Mr. Weaver was famous for a rack of lamb that was cooked rare or medium- rare and garnished with pepper, salt, fresh garlic and thyme. He also was known for his poached salmon, his stuffed cornish hens and his cream of mushroom soup.

His work got rave reviews.

"I took James Beard to his restaurant" in the late 1970s, Dannenbaum recalled. "James Beard clapped when Billy came in. Billy had a tear in his eye."

Mr. Weaver was an extrovert who always drew a crowd. When he didn't come out to see them, customers would wave to him through the kitchen window. Often, they walked in and watched while he put together a dinner. He was generous with others about his cooking techniques.

"He was the least temperamental chef that I ever met," said Rose Guarrera, who supplied Mr. Weaver with meat. "He was just a sweet, nice man. He would do anything for you."

Guarrera said her husband didn't like rice, so when he came to the restaurant, Mr. Weaver always made "special vegetables for him. And he would do it for anybody, not just us."

Mr. Weaver had a hard time saying no to anybody.

In 1978, Phyllis Napoli was a frustrated legal secretary who wanted to become a cook. She made the rounds of city restaurants, but nobody was interested in hiring her because she had no experience.

The only person who couldn't say no was Mr. Weaver.

"He finally hired me because I bugged him on the phone," recalled Napoli, who became a chef. "I called him on the phone once a day for two weeks straight. Finally, he said, 'Just come in and I'll show you how to cook.' "

Born in Muncy, Pa., Mr. Weaver was a graduate of Brandywine Junior College and the Culinary Institute of America in Hyde Park, N.Y.
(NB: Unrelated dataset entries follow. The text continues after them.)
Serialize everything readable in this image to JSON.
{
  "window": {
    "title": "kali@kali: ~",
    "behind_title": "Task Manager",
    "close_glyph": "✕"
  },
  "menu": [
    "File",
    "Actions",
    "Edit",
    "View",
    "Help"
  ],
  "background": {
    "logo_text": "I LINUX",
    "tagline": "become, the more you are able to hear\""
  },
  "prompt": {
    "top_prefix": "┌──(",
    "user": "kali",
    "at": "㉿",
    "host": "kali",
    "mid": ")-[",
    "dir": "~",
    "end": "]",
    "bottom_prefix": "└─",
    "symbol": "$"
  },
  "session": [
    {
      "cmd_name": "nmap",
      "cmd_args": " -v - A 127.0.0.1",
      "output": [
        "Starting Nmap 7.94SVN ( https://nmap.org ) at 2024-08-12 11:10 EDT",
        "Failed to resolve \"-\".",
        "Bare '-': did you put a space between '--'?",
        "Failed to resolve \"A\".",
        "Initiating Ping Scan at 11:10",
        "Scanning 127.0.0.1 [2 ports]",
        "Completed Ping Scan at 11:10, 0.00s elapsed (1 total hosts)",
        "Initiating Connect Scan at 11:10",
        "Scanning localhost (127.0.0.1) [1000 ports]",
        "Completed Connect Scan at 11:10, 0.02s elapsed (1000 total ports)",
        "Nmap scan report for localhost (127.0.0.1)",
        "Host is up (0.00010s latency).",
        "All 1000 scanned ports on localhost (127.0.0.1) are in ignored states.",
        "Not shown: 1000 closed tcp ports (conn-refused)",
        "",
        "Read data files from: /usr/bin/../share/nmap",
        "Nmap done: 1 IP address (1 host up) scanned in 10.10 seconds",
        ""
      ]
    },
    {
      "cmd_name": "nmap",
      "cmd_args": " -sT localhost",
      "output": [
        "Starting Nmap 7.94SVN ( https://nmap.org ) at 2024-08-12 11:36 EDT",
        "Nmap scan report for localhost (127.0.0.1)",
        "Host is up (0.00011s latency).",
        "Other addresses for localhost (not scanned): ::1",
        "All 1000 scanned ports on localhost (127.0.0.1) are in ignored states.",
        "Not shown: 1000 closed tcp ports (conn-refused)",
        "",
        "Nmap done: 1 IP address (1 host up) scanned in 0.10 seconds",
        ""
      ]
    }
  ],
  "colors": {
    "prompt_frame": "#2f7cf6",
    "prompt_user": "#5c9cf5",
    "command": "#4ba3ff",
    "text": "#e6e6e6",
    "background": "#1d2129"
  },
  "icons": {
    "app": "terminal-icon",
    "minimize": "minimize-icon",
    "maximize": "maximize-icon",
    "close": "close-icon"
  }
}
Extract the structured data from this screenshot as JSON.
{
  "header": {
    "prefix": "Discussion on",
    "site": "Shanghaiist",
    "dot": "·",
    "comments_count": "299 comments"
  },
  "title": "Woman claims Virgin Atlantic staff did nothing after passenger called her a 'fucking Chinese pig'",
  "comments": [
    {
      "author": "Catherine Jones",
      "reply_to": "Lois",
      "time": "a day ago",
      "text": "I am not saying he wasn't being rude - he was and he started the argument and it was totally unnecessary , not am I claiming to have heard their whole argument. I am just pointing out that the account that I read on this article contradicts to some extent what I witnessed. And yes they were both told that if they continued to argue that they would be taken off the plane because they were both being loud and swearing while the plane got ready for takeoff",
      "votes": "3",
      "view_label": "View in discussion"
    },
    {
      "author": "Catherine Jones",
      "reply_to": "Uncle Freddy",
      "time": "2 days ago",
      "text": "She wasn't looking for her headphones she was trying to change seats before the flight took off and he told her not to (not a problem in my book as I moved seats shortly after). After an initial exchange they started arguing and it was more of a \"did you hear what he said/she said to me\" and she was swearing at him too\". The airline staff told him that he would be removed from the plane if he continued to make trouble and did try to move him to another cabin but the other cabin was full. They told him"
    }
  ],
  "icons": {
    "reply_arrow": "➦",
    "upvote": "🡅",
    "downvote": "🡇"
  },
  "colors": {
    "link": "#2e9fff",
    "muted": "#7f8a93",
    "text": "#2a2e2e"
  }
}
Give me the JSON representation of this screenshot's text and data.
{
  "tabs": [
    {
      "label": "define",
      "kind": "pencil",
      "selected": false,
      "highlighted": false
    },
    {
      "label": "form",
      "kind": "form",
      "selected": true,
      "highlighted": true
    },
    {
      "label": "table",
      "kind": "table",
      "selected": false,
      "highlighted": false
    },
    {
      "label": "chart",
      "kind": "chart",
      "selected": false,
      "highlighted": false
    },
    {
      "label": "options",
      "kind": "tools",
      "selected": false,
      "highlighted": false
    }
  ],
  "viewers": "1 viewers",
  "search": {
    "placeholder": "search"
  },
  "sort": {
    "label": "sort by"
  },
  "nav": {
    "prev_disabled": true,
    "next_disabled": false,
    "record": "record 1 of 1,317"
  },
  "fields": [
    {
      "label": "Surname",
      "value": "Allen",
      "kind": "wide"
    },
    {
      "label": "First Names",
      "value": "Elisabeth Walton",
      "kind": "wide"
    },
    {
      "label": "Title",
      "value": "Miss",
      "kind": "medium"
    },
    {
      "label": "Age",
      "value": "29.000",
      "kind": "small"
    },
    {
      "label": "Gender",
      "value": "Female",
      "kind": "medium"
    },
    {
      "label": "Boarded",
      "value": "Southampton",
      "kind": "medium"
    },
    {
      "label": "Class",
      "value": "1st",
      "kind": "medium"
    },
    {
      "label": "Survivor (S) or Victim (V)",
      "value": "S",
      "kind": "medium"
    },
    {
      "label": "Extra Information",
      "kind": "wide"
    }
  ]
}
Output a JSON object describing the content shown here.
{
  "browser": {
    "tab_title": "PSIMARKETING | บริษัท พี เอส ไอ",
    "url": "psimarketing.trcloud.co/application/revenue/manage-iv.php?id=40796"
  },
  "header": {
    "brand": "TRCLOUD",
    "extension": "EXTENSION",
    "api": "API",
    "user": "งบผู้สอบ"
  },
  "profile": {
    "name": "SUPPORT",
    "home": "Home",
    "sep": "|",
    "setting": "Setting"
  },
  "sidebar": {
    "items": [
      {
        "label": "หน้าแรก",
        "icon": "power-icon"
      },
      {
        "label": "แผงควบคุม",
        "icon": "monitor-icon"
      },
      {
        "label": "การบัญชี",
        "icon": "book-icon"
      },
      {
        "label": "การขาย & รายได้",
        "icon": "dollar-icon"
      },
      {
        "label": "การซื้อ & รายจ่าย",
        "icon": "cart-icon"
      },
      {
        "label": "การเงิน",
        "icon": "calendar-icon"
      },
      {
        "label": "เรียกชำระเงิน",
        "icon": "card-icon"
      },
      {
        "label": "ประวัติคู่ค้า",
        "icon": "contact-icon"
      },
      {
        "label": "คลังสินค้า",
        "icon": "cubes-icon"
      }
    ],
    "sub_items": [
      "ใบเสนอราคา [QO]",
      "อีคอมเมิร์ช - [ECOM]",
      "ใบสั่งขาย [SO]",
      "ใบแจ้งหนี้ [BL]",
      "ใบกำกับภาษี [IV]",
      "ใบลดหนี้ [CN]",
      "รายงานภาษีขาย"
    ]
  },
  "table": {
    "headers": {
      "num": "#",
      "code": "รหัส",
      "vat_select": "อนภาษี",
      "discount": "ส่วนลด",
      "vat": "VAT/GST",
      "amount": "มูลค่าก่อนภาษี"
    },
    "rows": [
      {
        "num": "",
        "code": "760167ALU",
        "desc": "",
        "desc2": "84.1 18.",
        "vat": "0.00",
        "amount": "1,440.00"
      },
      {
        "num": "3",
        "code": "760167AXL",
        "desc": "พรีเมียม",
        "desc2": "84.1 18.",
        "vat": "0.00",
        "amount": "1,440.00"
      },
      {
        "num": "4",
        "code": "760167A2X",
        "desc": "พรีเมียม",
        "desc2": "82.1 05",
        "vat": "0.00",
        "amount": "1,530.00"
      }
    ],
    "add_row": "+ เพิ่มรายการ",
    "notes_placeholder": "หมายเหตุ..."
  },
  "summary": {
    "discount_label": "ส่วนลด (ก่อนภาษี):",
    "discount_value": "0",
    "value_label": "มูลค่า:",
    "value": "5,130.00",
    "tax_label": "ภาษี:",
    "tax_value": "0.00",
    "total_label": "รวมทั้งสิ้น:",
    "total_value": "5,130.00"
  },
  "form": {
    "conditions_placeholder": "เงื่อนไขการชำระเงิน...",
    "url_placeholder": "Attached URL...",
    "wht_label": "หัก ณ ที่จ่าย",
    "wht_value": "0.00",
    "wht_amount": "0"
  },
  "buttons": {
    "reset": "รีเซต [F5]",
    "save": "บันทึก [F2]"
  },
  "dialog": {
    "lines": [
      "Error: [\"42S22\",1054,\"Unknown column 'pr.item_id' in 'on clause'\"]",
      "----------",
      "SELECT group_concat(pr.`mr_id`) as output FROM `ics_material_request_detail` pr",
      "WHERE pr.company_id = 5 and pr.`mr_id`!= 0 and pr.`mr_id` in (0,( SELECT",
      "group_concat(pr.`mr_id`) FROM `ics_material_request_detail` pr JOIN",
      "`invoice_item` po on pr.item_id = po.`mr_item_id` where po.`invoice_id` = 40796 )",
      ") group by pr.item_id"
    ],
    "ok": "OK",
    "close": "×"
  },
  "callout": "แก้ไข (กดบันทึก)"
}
His father, George E. Weaver, died in 1989.

He is survived by his mother, Dorothy A. Webb Weaver; brothers, George D. and Thomas E.; sisters, Linda J. Mowery, Connie L. Burkhart and Betsy Jane Sheets, and a favorite aunt, Charlotte E. "Aunt Beige" Raymond.

A memorial service will be held at 2 p.m. Saturday at University of the Arts Building, Broad and Pine Streets. A second memorial service will be held at 11 a.m. March 16 at Hughesville First Baptist Church, Water and Third Streets, Hughesville, Pa.